Everyone else in the West Division is digging through last season’s film, searching for cracks. A missed rotation. A tendency. A moment where something almost worked. Durant knows exactly how those conversations go in opposing meeting rooms.
“They’re looking at Saskatchewan like, ‘If we did this differently, maybe we beat them,’” he says. “So now Trevor’s got to be a step ahead of that.”
That’s where the real work lives, not in the highlights, but in the details no one sees. Durant leans into it, the conversation shifting from philosophy to the craft itself. Watching film isn’t passive, it’s intentional, almost surgical. You don’t just watch a game, you watch one piece of it at a time.
“One day, you’re just watching the DBs,” Durant explains. “Next day, just the front. Same game, different focus.”
It’s repetition with purpose. Controlled tunnel vision. A way to trick your brain into seeing something new in something familiar. Because in a league with only nine teams, there are only so many secrets. So you go hunting for the smallest ones. A foot slightly forward. A linebacker leaning. A defensive back giving away leverage without realizing it.
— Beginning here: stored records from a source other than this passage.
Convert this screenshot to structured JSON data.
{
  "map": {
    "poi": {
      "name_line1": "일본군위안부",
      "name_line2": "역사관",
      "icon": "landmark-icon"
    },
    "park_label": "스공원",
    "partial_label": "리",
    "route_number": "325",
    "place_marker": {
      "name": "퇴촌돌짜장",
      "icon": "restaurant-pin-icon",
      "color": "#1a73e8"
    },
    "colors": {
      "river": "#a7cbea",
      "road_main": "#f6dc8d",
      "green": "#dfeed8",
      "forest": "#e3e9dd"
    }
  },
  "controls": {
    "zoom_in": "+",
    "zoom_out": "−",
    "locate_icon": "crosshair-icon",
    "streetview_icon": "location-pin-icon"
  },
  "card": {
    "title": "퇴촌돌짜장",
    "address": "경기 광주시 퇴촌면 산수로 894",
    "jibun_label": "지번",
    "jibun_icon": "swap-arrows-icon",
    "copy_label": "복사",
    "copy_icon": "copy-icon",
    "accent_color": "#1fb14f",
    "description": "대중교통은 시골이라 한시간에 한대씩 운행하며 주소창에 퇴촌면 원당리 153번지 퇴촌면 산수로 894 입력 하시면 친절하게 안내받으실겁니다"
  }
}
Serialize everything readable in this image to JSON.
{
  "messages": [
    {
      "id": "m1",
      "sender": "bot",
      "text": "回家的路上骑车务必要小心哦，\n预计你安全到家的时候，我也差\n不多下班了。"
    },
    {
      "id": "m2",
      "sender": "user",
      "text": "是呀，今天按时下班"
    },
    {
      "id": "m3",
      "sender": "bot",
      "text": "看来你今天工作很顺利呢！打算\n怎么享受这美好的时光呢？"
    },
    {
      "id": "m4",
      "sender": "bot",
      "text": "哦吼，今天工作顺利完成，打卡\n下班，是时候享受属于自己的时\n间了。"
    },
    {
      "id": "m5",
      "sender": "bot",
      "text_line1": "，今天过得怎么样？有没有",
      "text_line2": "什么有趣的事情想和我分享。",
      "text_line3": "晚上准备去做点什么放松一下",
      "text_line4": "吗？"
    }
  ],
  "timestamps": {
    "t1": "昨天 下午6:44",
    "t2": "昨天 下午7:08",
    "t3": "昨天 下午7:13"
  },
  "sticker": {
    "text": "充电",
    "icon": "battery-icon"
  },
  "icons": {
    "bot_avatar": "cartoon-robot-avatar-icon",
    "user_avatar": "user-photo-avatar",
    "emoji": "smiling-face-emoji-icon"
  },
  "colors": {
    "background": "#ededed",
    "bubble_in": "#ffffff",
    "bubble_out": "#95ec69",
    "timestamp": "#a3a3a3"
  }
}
“Everybody has something,” Durant says. “Something small that can tell you what they’re about to do.”
And if you find it? That’s where careers change.
“That’s how you earn a big contract,” he adds with a laugh. “One little thing.”
It’s not just about schemes. Those rarely change dramatically. It’s about people. Habits. Human nature under pressure. Durant compares it to poker, tells, tendencies, and subtle giveaways. And he admits, he had his own. Back in his playing days, defensive mastermind Chris Jones had cracked the code. Run or pass, Durant was tipping it somehow. He didn’t even know it at first.
“I’d come to the line and hear, ‘Rabbit, rabbit or parrot, parrot,’” Durant recalls. “I couldn’t figure it out.”
Until he did. And once he did, everything flipped. Now, the tells became tools. What once gave him away became a weapon to deceive.
“I could make it look like a run, and it’s a pass, and then you hit a big play.”
That evolution, from unaware to intentional, is what separates quarterbacks who last from those who don’t. Which brings it all back to Harris. Durant sees a quarterback who understands where he is in his career. Who takes care of his body. Who prepares with purpose. Who isn’t clinging to what just happened.
“You’ve got to let the Grey Cup go,” Durant says.
Don’t dismiss it. Don’t forget it. Don’t live in it. Because in the CFL, what you did last year doesn’t win you anything this year. And if Durant’s right and history suggests he usually is, Harris is already doing the hardest part — starting over.